Examination of Witnesses (Questions 140-142)

MR RYND SMITH, MR TONY MULHALL AND MR DAVID BROCK

18 MAY 2009

  Q140  David Wright: And their local development framework is not quite as up-to-date either.

  Mr Brock: Yes, but firstly they are under a duty to keep their LDF up-to-date and one of the great things about the LDF is that of course it is hugely flexible. You can change it in response to changing circumstances. It is also very front-end loaded, but that is a different issue. Most of them know that they are going to have deal with these sorts of things from time to time. If it is not a big retail application, it will be a big housing application. I am no expert on it, but I would have thought that is going to even out.

  Q141  David Wright: Just one more point, because I think we are running out of time. Do you have a feeling that a change in the system is going to result in a large number of new applications as developers re-examine their land banks and re-examine whether they can perhaps pursue applications through this system more effectively than the old system?

  Mr Smith: Right now, the answer to that question is indubitably no. However, we are also looking at circumstances in which the economic health of the nation, one strongly hopes, will be better in six months' time and will be further better in a year's time than it is now. There will inevitably be, as there always are in circumstances where new policy is framed, new approaches and new practices developed, some testing of the parameters, so we will see some applications which are designed to work out the degree of flex inherent in the new rules and whether that has changed.

  Q142  Chair: In which case, surely is not now the moment to bring them in? If you brought them in when the economy was doing brilliantly, surely loads more people would test it out all at once?

  Mr Smith: Possibly so, but then the countervailing point is the concern, the difficulty caused by that uncertainty, is less significant. There is an enormous amount of work to be done within the parameter of the existing rules untested at that point and many people will just get on with that.

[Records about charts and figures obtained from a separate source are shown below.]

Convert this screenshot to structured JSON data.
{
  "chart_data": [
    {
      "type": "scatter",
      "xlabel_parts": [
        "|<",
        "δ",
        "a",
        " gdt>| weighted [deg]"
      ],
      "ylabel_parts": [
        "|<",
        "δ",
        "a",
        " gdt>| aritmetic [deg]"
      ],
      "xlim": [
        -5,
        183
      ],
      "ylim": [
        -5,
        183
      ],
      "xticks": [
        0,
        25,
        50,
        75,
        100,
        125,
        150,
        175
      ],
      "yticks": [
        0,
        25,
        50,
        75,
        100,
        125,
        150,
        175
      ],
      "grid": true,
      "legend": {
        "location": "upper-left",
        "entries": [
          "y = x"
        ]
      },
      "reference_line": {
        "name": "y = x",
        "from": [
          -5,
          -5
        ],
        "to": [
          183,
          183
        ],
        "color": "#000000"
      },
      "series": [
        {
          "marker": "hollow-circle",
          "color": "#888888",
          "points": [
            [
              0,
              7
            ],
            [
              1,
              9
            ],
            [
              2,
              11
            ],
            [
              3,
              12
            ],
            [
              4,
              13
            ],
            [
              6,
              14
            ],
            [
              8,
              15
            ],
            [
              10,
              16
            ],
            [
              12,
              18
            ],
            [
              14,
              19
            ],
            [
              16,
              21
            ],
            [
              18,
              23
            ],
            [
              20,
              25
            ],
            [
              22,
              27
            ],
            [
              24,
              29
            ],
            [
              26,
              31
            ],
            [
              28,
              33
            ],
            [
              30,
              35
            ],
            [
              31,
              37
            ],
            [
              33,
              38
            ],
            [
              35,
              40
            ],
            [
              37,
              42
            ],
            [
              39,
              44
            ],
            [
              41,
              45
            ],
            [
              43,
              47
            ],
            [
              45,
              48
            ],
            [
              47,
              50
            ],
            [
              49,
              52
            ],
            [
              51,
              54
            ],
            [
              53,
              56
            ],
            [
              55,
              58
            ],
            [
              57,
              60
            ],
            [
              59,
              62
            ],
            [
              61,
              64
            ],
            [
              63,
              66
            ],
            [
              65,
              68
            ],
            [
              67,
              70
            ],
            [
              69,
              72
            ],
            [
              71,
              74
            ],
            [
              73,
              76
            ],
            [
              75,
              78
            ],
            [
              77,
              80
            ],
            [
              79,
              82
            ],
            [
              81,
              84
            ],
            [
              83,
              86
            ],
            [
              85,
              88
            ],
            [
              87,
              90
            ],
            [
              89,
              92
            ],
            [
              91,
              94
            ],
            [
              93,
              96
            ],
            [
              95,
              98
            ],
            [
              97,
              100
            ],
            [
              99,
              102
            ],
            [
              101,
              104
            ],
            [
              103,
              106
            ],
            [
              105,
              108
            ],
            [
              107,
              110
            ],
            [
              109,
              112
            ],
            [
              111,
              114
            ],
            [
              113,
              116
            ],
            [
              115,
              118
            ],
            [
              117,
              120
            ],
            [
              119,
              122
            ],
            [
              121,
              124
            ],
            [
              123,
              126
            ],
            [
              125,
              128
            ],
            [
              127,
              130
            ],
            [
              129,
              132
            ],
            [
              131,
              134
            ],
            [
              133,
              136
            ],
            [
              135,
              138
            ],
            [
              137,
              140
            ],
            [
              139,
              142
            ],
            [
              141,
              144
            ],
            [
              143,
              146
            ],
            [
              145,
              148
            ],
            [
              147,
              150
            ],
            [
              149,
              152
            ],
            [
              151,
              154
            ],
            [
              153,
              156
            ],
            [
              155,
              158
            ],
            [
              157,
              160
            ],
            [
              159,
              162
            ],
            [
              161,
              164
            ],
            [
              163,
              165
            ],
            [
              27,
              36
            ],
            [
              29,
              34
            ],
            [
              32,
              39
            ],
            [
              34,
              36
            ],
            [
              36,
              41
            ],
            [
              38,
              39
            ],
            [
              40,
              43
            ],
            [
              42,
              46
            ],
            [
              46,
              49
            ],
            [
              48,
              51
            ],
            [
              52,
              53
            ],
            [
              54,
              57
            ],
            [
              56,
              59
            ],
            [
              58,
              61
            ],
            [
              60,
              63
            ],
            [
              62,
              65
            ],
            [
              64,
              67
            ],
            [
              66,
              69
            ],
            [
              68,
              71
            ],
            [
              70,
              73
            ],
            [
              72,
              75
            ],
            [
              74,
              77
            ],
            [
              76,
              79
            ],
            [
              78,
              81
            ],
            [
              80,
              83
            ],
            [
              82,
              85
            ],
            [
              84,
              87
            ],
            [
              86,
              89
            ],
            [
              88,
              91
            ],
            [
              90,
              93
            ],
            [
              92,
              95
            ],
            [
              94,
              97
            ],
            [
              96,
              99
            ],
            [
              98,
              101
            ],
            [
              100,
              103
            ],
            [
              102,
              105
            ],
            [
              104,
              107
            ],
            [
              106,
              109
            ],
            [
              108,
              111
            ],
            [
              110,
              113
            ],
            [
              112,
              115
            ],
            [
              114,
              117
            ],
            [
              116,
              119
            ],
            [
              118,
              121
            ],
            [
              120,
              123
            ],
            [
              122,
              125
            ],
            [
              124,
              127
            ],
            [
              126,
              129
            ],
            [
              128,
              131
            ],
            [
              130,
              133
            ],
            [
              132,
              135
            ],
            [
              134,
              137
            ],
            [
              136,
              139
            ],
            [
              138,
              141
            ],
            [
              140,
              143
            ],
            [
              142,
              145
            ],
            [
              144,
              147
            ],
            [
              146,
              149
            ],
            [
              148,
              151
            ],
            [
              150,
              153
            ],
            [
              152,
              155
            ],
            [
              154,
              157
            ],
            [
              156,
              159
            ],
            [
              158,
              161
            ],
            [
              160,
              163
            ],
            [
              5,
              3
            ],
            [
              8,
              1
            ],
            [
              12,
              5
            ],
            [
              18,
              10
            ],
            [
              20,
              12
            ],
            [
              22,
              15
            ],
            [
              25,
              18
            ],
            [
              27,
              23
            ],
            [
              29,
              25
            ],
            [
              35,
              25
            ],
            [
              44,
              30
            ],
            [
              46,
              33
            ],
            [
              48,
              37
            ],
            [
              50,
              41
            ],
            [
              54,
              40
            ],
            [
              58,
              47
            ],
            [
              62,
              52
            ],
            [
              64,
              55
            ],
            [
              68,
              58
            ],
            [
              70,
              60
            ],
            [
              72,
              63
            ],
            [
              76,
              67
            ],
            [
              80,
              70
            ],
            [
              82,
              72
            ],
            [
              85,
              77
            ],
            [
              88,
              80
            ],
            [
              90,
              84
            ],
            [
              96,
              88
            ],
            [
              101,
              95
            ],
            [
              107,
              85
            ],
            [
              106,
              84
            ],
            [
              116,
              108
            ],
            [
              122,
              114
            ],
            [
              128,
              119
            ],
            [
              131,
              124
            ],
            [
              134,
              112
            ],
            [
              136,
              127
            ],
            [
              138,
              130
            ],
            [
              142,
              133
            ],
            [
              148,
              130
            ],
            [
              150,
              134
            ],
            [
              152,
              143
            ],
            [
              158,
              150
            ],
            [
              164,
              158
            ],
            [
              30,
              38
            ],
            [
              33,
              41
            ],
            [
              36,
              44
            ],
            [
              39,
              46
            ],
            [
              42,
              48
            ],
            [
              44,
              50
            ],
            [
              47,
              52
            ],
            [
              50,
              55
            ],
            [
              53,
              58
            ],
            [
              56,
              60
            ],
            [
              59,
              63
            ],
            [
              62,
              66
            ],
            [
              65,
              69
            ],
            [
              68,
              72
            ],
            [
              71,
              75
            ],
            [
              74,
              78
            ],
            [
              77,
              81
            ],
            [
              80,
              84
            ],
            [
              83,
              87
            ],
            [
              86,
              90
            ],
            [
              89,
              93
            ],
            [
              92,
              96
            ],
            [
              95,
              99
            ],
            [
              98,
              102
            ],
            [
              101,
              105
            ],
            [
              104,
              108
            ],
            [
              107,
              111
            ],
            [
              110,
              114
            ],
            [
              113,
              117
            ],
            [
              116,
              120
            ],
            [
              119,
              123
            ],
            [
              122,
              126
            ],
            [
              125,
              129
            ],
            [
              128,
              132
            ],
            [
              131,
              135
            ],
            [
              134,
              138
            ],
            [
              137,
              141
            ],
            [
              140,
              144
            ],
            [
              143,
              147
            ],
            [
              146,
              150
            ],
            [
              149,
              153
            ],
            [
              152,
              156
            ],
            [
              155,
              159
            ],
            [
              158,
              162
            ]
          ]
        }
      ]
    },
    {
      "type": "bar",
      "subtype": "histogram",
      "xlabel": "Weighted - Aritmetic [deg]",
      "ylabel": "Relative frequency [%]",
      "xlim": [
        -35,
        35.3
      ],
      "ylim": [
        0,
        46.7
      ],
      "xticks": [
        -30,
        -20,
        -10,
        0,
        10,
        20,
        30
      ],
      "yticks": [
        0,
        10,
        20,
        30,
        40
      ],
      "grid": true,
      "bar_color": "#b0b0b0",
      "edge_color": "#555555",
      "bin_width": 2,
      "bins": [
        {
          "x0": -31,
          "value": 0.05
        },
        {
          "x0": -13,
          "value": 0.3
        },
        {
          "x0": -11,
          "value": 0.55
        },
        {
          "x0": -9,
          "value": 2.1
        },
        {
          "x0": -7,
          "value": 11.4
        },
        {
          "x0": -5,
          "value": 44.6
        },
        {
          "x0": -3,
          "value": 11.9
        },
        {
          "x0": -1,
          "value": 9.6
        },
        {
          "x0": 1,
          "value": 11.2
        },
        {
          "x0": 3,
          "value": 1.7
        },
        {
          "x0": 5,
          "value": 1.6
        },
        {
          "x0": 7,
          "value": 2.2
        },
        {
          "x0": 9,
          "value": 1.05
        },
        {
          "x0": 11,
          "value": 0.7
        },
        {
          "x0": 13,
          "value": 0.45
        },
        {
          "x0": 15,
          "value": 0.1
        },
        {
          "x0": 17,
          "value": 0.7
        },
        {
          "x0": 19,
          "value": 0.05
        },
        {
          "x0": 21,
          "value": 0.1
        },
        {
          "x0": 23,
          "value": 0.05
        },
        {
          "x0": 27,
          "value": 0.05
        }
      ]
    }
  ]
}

  Mr Brock: The testing will occur at the right point in the economic cycle, when people come forward, I think, and we think there will be testing. Whether or not it is people saying, "Well, I've got a land bank. I must go ahead and do it this way," if you bring in a new test it will lead to (a) uncertainty, (b) opportunity. When the last test was brought in there were years of planning appeals challenging in the courts to see what the thing actually meant and I do think—and this comes back to your initial question—if one is going to bring in a new test then the burden ought to be on the Government to show that it is worth doing it, given the uncertainty and the testing and the difficulties which will then come forward.

  Chair: Okay. We are running overtime, so can I thank you all very much. We need to move on, I think, to the next witness. Thank you all. I think my colleague is suggesting just drop us a note if there is an additional point you wanted to make.